Мы выпили по сто грамм,
включили телеэкран,
со всех четырех программ
вопил Франсуа Легран.
Парижский простой певец,
он был такой молодец,
такой элегантный стервец,
такой талант, наконец.
ШЕСТОЕ МАЯ
За десять лет два раза — тот же день,
шестого мая, было воскресенье.
Медовая московская сирень,
лиловое густое сновиденье
мотались на углах. На телеграф
зачем-то шел я, стиснутый народом,
и вдруг нос к носу… И она, задрав
свой горборимский, ибо шла с уродом,
какой-то смесью чушки и хорька,
и потому особенно надменна.
Хотя нам было с ней наверняка
о чем поговорить. Одновременно
пролить слезу на теплый тротуар
шальной Москвы, пустой, как все столицы
в воскресный день.

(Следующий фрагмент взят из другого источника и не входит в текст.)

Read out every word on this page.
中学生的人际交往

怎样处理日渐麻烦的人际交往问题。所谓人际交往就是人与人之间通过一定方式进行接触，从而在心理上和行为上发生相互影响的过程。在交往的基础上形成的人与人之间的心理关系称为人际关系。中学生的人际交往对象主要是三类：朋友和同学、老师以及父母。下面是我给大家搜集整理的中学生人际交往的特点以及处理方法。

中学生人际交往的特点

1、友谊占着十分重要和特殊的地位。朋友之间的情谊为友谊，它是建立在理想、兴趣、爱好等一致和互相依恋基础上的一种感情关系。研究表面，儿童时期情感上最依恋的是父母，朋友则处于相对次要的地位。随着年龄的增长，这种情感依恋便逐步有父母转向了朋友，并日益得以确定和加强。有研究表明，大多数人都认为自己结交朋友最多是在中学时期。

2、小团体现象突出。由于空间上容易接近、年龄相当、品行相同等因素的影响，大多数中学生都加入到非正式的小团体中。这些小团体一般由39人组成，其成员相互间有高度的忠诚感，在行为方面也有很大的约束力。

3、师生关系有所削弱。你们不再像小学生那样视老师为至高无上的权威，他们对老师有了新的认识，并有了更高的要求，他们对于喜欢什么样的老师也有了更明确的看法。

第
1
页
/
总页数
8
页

И ветер продувал
Тверскую и не мог угомониться.
Он нес пустые пачки «Мальборо́»,
сиреневые гроздья, чьи-то письма…
О жизнь, ты возникаешь набело,
как из души прорвавшаяся песня.
Ты возникаешь наугад, впотьмах,
где ищешь выключатели на ощупь.
Ну вот и окна вспыхнули в домах,
мы двинулись на Пушкинскую площадь.
Она была подругой двух друзей
в иных местах и временах… когда-то.
Ее белье пора продать в музей,
и, я ручаюсь, воздадут богато.
Все это было в лучшей из систем,
где ипокрена бьет на черном хлебе.
Зачем, я вопрошаю вас, зачем
и почему? И что всего нелепей —
остались оба, в общем, в дураках.
Не для того ль она, дохнув шампанским,
сирень перебирала на руках
здесь, на Тверской, с каким-то иностранцем?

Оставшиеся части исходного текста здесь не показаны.